As for future coal prices, “They’re on an upward trend,” he says.

In a November research report by securities firm UBS, analysts predict the tight market for thermal coal will “continue for years” and prices “will remain well supported.”

UBS upgraded its forecast for upcoming thermal coal contracts in 2008 to an estimated US$90 per tonne from US$70. It also upgraded its estimated 2009 contract price to US$105 per tonne from US$75. Longer term, UBS anticipates contract prices for coal in 2010 at US$110 per tonne. UBS noted that high oil and gas prices make thermal coal more attractive.

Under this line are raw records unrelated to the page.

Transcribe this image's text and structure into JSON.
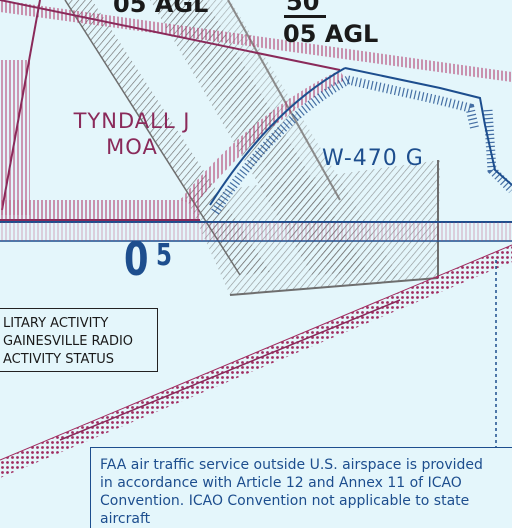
{
  "map": {
    "colors": {
      "background": "#e4f6fb",
      "moa": "#8a2a5a",
      "warning_area": "#1d4e8e",
      "restricted_gray": "#6e6e6e",
      "text_dark": "#1a1a1a"
    },
    "labels": {
      "agl_top": "05 AGL",
      "altitude_upper": "50",
      "altitude_lower": "05 AGL",
      "moa_line1": "TYNDALL J",
      "moa_line2": "MOA",
      "warning_area": "W-470 G",
      "isogonic_big": "0",
      "isogonic_small": "5"
    },
    "military_box": {
      "line1": "LITARY ACTIVITY",
      "line2": "GAINESVILLE RADIO",
      "line3": "ACTIVITY STATUS"
    },
    "faa_note": {
      "line1": "FAA air traffic service outside U.S. airspace is provided",
      "line2": "in accordance with Article 12 and Annex 11 of ICAO",
      "line3": "Convention.  ICAO Convention not applicable to state",
      "line4": "aircraft"
    }
  }
}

“Given the rise in competing forms of energy, we believe that coal continues to represent an attractive form of energy for emerging economies, despite the significant appreciation in price over the last twelve months,” the report stated.

As for coking or metallurgical coal — the future looks just as bright. UBS predicts contracts for coking coal in 2008 will come in at about US$145 per tonne, up from its previous estimate of US$130 per tonne. The bank predicts a price of US$135 per tonne in 2009 and US$130 per tonne in 2010.

“Ovoot Tolgoi is going to be our bread and butter for years to come,” Lehoux says. “But we don’t think we’re going to be a one-mine company in Mongolia.”